My Magic Powers Make Me Feel Lonely


I WENT TO AN ALL GIRLS BURLESQUE SHOW at the Producer's Club last night. It was my first and I am not a strip-club goer.

When I was watching my favorite performer (JJ), I was doing my best to focus on her, the whole person, and not merely her delicious looking body. I wanted her to know that yeah, I wanted her bad, but I wanted, her. That I appreciated how sexy she, was. Her performance was sexy. Her art was sexy. 

The gumption, intelligence, rebelliousness and lustiness to make it sexy came from her guts, her head, her heart and her ovaries. 

Her character. Her personality. Was hot. Very very hot. I wanted, her. And I wanted her to know I wanted, her.

*****

I can hear your subconscious, self-conversation.

Your inner monologue? I get the gist.

I can hear, body language. I can sense the motivations for your reactions.

HOW:

You are looking at me because of the way I'm dressed and move about and handle myself. You are paying attention to me and what I do. You are reacting to my reactions, especially of you.

So I can hear, you. Your subconscious thoughts.

I "observe" casually -- my hearing is like a sonor operator on a submarine -- and I know why you're thinking what you're thinking, because I'm making you think it.

FOr EXAMPLE:

Last night I had the prime spot at the burlesque show. I was in the back corner, anchoring the room as I like to do. All the performers saw me watching them. And not every performer I found hot. The ones I did could tell. And my ravenous attention was fuel for their fire.

*****

INTERMISSION

*****

The subway is dangerous. For every reason an above ground train is safe, the subway has reasons making it unsafe.

A train train isn't underneath a hell of a lot of earth or water or both.

I trust something I've built. Open space hasn't been built. It is.

Above me is human engineering. I wish it was open space. Also there are weirdos down here that I want to get rid of. But I need to win my election to do that.

I WILL MAKE THE CRAZIES GO AWAY. To a nice place. Really. FREE HOUSING AND CASH FOR HOMELESS PEOPLE SO THEY GET OUT OF OUR FACES ASKING FOR IT. Courtesy of the billionaires.

No more homeless cocksuckers (boys) bothering you on the subway. I don't plan on Daniel Pennying any of them, but I do plan on getting them to shut the fuck up and stop harassing you.

*****

Spitfires you are seeing me but you're not attacking me. I asked one of you, Jemima Kirke, the hottest of the four girls on "Girls", who followed me and she doesn't follow many, what the story is:

The title of this essay admits to the fact that I am not succeeding, yet, at getting you spitfires to hit on me. It admits that I feel very, alone. While waiting for that. I am not interested in casual friendships with men. I am not interested in getting shot down by you either.

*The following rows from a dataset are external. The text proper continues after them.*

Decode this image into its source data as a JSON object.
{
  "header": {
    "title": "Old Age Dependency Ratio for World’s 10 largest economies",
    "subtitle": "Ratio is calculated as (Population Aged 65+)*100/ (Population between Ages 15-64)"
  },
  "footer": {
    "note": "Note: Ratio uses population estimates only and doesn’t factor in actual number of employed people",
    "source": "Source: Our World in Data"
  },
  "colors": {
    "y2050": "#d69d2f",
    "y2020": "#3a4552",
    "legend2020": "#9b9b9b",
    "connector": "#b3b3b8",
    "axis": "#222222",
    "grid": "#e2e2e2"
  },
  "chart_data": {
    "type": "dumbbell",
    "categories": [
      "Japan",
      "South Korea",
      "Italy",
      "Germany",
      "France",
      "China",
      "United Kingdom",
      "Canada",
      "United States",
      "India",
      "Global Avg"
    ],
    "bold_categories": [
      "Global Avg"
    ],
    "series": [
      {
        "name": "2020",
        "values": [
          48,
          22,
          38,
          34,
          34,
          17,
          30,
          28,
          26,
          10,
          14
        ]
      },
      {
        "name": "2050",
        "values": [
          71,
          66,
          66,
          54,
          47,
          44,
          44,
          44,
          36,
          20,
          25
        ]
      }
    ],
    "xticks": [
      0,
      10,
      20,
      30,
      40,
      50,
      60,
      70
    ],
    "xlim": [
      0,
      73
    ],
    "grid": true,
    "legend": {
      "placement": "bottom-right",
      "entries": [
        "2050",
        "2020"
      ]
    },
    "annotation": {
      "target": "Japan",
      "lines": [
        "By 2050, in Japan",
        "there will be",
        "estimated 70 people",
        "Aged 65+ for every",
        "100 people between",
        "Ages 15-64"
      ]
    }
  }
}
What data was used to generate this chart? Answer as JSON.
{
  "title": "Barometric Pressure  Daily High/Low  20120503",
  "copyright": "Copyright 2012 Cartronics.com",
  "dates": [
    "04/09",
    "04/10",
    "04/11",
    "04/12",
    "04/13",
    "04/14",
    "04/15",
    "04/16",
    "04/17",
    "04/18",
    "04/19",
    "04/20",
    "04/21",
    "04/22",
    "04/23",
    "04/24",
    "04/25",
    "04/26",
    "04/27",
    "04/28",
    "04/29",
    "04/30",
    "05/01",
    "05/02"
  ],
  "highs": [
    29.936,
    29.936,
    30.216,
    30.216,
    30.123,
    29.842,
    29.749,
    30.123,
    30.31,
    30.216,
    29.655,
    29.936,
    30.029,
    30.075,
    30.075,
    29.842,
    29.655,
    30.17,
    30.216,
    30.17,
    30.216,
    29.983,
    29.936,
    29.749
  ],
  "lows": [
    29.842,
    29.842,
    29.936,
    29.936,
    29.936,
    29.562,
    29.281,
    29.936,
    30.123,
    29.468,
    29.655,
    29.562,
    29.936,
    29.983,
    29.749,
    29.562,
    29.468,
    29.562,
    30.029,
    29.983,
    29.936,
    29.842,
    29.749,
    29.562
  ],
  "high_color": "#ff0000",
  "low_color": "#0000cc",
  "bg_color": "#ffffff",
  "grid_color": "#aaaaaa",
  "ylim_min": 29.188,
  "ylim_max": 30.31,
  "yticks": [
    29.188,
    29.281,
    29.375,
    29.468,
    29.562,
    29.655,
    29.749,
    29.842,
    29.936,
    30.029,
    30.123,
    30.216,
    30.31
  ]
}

So I am not being aggressive with you if I like you. 

I am waiting for you to be aggressive with me. 

I am not. Going to hit. On you. 

You can tell I want you. That's enough from me. It's your move next. If you like me you'll approach me. You'll talk to me. You'll make it as obvious as I made it to you that you like me and you want me.

Then, I will be aggressive.

CONSENT. It's not just about sex. It's about your attention. A boy who wants you normally doesn't give a damn if you like them. They want you and will try to get you using every trick.

I know some of the tricks. I don't want to use them. I want you to grab, me, by the belt. I don't want to corner you into talking to me if you don't like me. That's a waste of my time and you don't like it.

I am not interested in arguing you into liking me. Into charming you into liking me.

Because that means I've chosen you. I don't want to choose you if you haven't chosen me first. 

I do not want to get rejected. I hate it. It's awkward and horrible. 

More importantly, I want you to be so into me that you won't let me get away.

Because how do I know I'll like you? I may like the way you look. I may like how you are in public. But will I like the real you?

If the real you has the gumption, intelligence, rebelliousness and lust to approach me, then you're the real deal. You are the kind of girl I want and I don't need to talk to you to figure that out. So when I do talk to you, I won't consider "do I like you?" I'll get to consider all the wonderful reasons why I like you. And I won't have to try to get you to like me. You already do. You told me point blank. You gave me your consent to hit on you, by hitting on me.

This is not how the love game is supposed to be played. I don't care. That's how I'm playing it.